A pair of free throws from Mahya Lindesmith ended the Rams’ drought moments later, and suddenly a flurry of activity put them right back in the hunt -- with the help of some solid defense. Pohlen made it a two-point game with 50 seconds left, Fenwick turned it over on the in-bound play against a smothering press with Erin Beeber picking up the steal, and Lindesmith immediately scored to tie the game.

“The girls didn’t quit,” Badin coach Tom Sunderman said. “The last film I watched today before I left was our game last year against them. I told the girls this is almost the exact minute when I called a timeout -- I said it was 4-something to go in the game last year and we were down 29-22 and came back to win. We’ve got to believe to repeat what we did last year and just play it possession by possession.”
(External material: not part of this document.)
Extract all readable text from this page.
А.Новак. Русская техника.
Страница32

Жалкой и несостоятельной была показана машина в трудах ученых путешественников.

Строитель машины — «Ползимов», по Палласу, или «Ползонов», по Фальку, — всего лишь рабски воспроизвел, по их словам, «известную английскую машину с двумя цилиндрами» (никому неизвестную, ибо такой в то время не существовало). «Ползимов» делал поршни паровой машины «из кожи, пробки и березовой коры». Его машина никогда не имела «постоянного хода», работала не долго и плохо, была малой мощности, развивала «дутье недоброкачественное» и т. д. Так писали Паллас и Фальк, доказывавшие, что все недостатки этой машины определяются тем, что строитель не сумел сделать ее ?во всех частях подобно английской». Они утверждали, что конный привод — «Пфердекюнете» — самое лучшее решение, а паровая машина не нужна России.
That’s where it unraveled for Fenwick.

After the tying bucket dropped for Badin, Adams retrieved the ball and threw it down on the court in frustration so hard it bounced back over her head, costing her team a technical foul. Lizzy Meyer stepped up to the line by herself in a pressure situation and made both free throws and with Badin getting possession back on the in-bound, Adams was forced to foul for the fifth time to stop the clock, removing Fenwick’s only second-half scorer from the game with 28.3 seconds left.

Meyer made the second of her two free throws in a double bonus situation, and the Falcons’ final shot after a timeout at the 16-second mark bounced off the rim and into Badin’s possession to essentially end the game.
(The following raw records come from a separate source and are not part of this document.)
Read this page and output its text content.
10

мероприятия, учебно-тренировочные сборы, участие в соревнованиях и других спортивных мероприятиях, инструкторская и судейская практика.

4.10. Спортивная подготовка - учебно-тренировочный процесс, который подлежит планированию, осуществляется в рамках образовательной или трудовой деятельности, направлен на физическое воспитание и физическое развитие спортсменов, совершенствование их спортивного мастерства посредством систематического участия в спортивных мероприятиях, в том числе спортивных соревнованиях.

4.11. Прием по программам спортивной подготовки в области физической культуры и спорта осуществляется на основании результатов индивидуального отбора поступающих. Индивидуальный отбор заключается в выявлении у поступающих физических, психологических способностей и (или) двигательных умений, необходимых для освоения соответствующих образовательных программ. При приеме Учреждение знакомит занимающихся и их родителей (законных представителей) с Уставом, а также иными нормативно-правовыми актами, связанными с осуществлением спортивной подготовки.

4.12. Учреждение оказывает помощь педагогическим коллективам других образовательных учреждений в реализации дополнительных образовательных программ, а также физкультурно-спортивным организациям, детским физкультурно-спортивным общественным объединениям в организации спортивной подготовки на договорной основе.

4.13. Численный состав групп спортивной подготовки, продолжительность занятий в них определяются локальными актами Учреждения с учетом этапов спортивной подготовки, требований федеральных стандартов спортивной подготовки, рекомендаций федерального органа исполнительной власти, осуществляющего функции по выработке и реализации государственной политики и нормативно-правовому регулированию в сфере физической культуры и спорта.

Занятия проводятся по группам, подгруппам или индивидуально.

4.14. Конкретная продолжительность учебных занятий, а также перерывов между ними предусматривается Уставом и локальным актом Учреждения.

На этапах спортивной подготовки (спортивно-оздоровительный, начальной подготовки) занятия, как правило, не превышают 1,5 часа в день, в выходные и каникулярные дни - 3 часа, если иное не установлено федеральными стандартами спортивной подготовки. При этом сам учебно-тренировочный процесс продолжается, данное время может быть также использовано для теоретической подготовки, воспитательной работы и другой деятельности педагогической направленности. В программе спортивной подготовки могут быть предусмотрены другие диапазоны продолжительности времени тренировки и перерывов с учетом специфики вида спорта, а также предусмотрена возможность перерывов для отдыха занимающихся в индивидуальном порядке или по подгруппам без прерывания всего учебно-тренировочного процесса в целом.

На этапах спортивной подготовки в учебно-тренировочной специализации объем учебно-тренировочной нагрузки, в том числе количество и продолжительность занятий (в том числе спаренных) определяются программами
“Stupid fouls, a technical foul, turned the ball over – we had some calls that didn’t go our way, and we just couldn’t get over it,” Fenwick coach Scott Dalton said. “The technical hurt us, charge call hurt us, but that’s the way the game of basketball is.”

“It’s high school,” Dalton added. “Kids are going to make mistakes. We’re not going to point fingers. We’ll just get back after it next year and try to learn from this game. We’re going to miss Emily tremendously and Rachel (Tebbe), but we’ve got a lot of underclassmen, so that’s going to help us.”

Adams, who will play for the Air Force Academy next year, led all scorers with 24 points and completed the double-double with 12 rebounds, while Pohlen paced the Rams with 14 points and Beeber had 11, including nine in a back-and-forth early portion of the second quarter.

The Rams have now won nine of their last 10 and prepare to face GCLC champion Roger Bacon – the only team to beat them in that stretch – in the district final Saturday at Mason.

“It used to be a bad season if we didn’t get to districts,” Sunderman said. “Now, that we’re in D-2, we’re just hoping to get there. It’s got to get back to being an every year thing and that’s got to be the goal at minimum.”